Before taking off on our adventure to Patagonia, a colleague mentioned she had done a hike at Estancia Cristina and that it was very long. Gulp. That hike was in our itinerary. Add a 7 hour glacial hike the day before and very sore quads, and I wasn't sure what to think.
Knowing me (if you do), how exciting do you think a fossil hike sounds? About half of that phrase is interesting to me, and the fossil part is not it. It's not that I don't think fossils are cool, but a long hike to observe them sounded a bit dry. So my enthusiasm level was a little flat to start the day. Our morning on the iceberg lake had revved up my engine a little, though and we were ready to be on dry land and start our trek.
But, when we reached said dry land, the winds wanted us to get back on the boat.
Upon disembarking from the boat, we were funneled into two groups: the "trek group" and the "discovery tour" group. There must've been 60-70 people on the boat and only 10 of us were doing the trek. We had the advantage of my in-laws doing the discovery tour being able to learn vicariously through them, so when we reunited at the end of the day, they told us the story of the ranch, and how a British pioneer had, against the odds, settled this remote, barren land in the 1800s.
We got into our 4x4 to discover the only others on our tour were a group of Italian friends. They were exuberant and fun, and we all bounced along, nearly hitting our heads on the roof of the 4x4 up the hill.
The view changed quickly as we drove about 20 minutes up the hill, the wheels clinging to the shifting gravel under them.
At the summit, we opened the car doors. Well, we unlatched them and then the wind yanked them open. Did I mention the winds were strong?
We walked about 5 minutes and then literally all gasped when we saw this in front of us.
The path was situated just a bit below a ledge so the reveal literally took our breath away, the color shockingly bright.
But it was hard to focus because the winds were so, so incredibly strong. At one point, Walker found me hiding behind a boulder with our guide helping me zip up my second hood. I could easily have been pushed to the ground by the wind alone.
And I wasn't the only one! I asked the guide and I believe he said 90 kilometers an hour, which is around 55 mph, but Walker heard an estimate closer to 75 mph. Either way, our guide Sergio was legitimately worried about us staying together and safe.

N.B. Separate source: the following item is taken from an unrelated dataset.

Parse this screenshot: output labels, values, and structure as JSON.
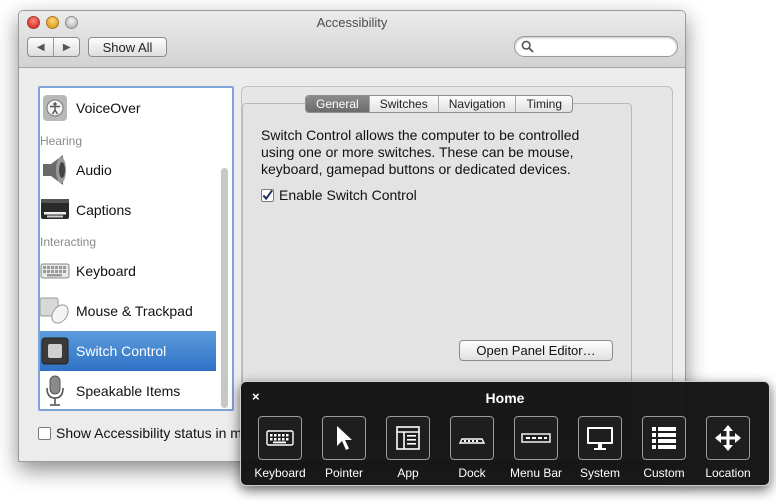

The Italians were having a blast, and not exactly rule followers.
From the windy outlook, the hike progressed down in a canyon that we'd discover was full not only of fossils, but the most interesting history of rocks, layered by epoch, colors ranging from burnt orange to gold to red.
The hike's colors changed every ten minutes, and there was just so much to look at, the mountains endless into the distance.

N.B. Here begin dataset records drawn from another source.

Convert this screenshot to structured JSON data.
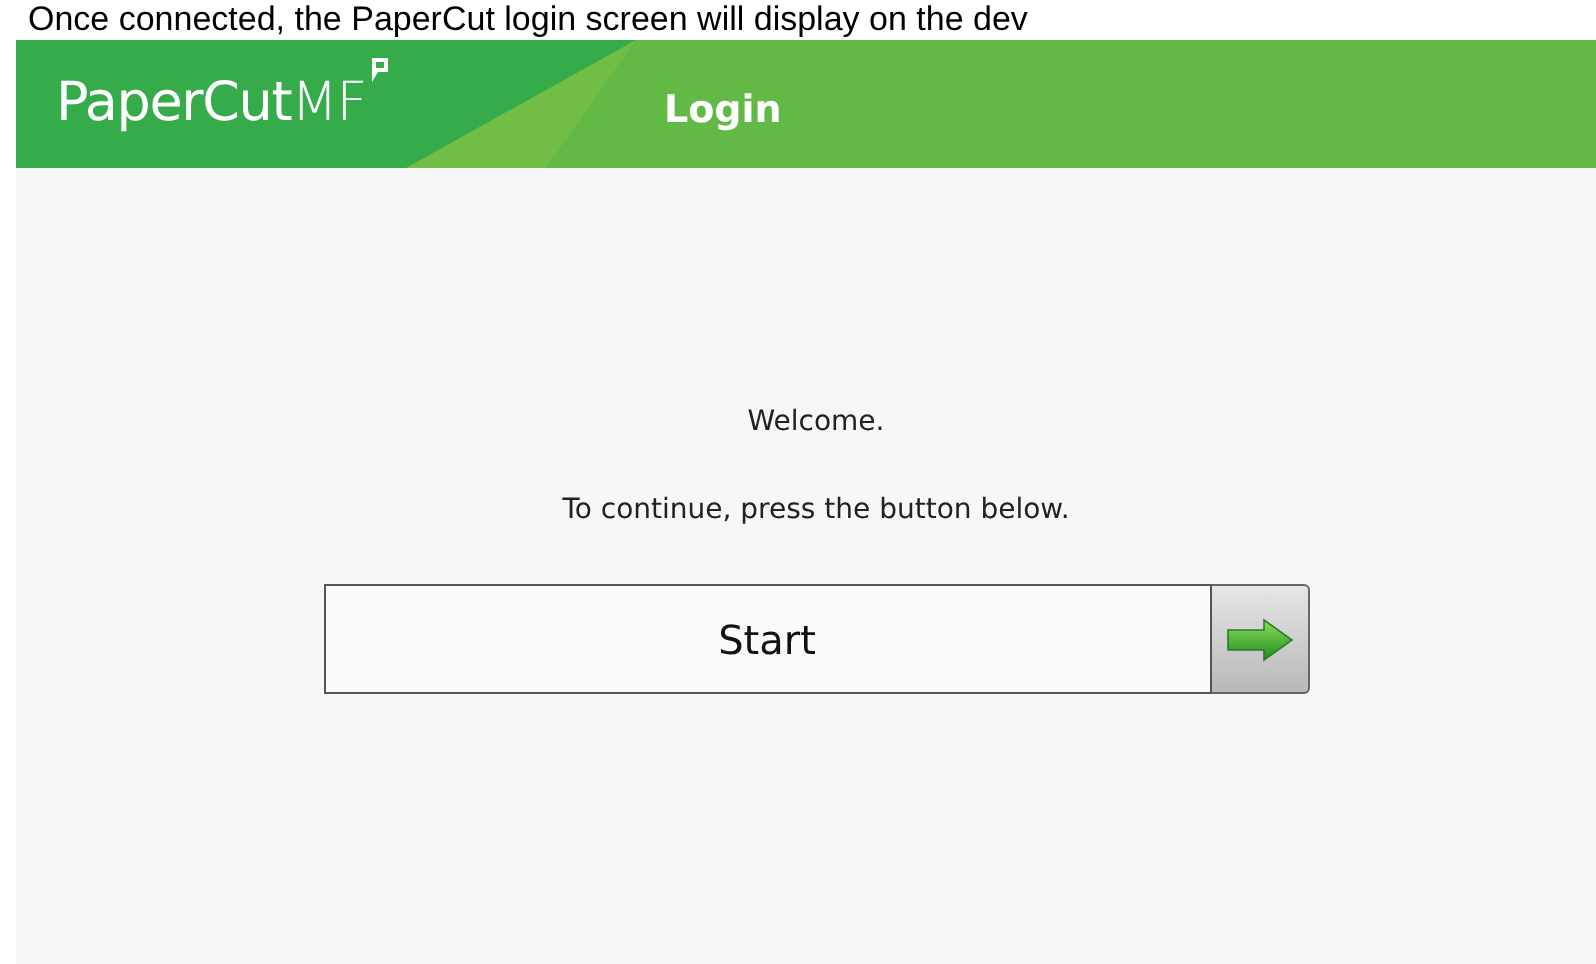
{
  "caption": "Once connected, the PaperCut login screen will display on the dev",
  "header": {
    "logo": {
      "name": "PaperCut",
      "suffix": "MF"
    },
    "title": "Login"
  },
  "welcome": "Welcome.",
  "instruction": "To continue, press the button below.",
  "start_button": {
    "label": "Start"
  }
}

I had to watch my steps though, because the broken crust was like a layer of gravel on top of everything that felt slippery. I kept thinking I would slide down it, but my steps held.
Sergio showed us how the different mineral compositions of the rocks demonstrated different time periods; I can't tell you which meant what now, but it was like walking through a treasure chest of sparkles and cuts of rocks.

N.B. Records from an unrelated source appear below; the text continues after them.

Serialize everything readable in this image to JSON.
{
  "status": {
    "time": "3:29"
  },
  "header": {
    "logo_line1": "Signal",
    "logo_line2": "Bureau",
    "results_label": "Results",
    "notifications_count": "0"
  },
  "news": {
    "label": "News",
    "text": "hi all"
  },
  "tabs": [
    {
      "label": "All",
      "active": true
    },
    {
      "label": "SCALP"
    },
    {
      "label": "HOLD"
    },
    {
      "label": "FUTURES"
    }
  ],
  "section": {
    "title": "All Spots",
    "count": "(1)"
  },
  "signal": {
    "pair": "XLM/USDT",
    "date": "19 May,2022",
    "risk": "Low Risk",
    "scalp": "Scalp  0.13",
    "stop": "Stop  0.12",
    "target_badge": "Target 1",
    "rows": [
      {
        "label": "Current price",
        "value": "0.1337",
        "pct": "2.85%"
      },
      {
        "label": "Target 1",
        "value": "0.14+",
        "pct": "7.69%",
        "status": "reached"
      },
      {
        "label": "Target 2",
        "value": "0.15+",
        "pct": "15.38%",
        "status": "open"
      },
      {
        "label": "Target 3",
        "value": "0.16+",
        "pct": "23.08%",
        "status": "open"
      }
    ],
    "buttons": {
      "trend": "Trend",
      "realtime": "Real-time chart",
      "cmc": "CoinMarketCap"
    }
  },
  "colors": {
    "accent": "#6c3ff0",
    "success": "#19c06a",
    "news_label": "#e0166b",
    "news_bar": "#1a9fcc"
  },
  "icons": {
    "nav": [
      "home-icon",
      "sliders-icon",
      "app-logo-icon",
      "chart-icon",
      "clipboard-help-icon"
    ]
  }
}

And don't forget, the whole time, winds shot through the canyons. They weren't always as fierce as at the top, but the gusts came quickly and I'd often reach out to the closest stone for support. Luckily the temperature itself wasn't cold.
There were moments when the texture of the land, and the deep mustard hues reminded me of the Grand Canyon.
Slowly, we started seeing fossils in the rocks--thin white marks the width of a pencil. Sergio said the word squid a few times and the Italians scratched their heads for a minute until one of them translated, "Calamari!" There were also quite a lot of 18-inch shell shapes from what were called ammonites, like octopi with snail shells. The volume of the fossils was incredible, so many we were walking over crushed fossils.
And just as soon as we emerged from the golden canyon,
we came into bubbling, clear rivers and wildflowers.
Still in a bluster!
The back end of the hike was through a long, barren, and mostly flat meadow, with just a few hills. Walker calls this photo "the rule followers" because me and one other girl stayed with the guide while the whole string of Italians laughed and stopped behind. In my defense, he said about every 2 minutes how the group was 'challenging'. And we knew we had to book it to make the final boat back.
From this meadow, saw our first condor of the trip, and perhaps some of its work below.
The walk back through the meadow felt long. I was feeling the burn and ready to be out of the wind. But the views were still changing.
At last, in the distance sat the camp. You can stay in these homes at the ranch, which really would feel remote and off the grid. The guides on the land are all Estancia Cristina guides and I believe all live on the property as well.
Rule follower again!
This may have been our longest hike of the trip, but its variety and surprises made it one of our top three. We boarded the boat back down the lake to dinner at Eolo feeling grateful for the fresh air, blowing us straight home!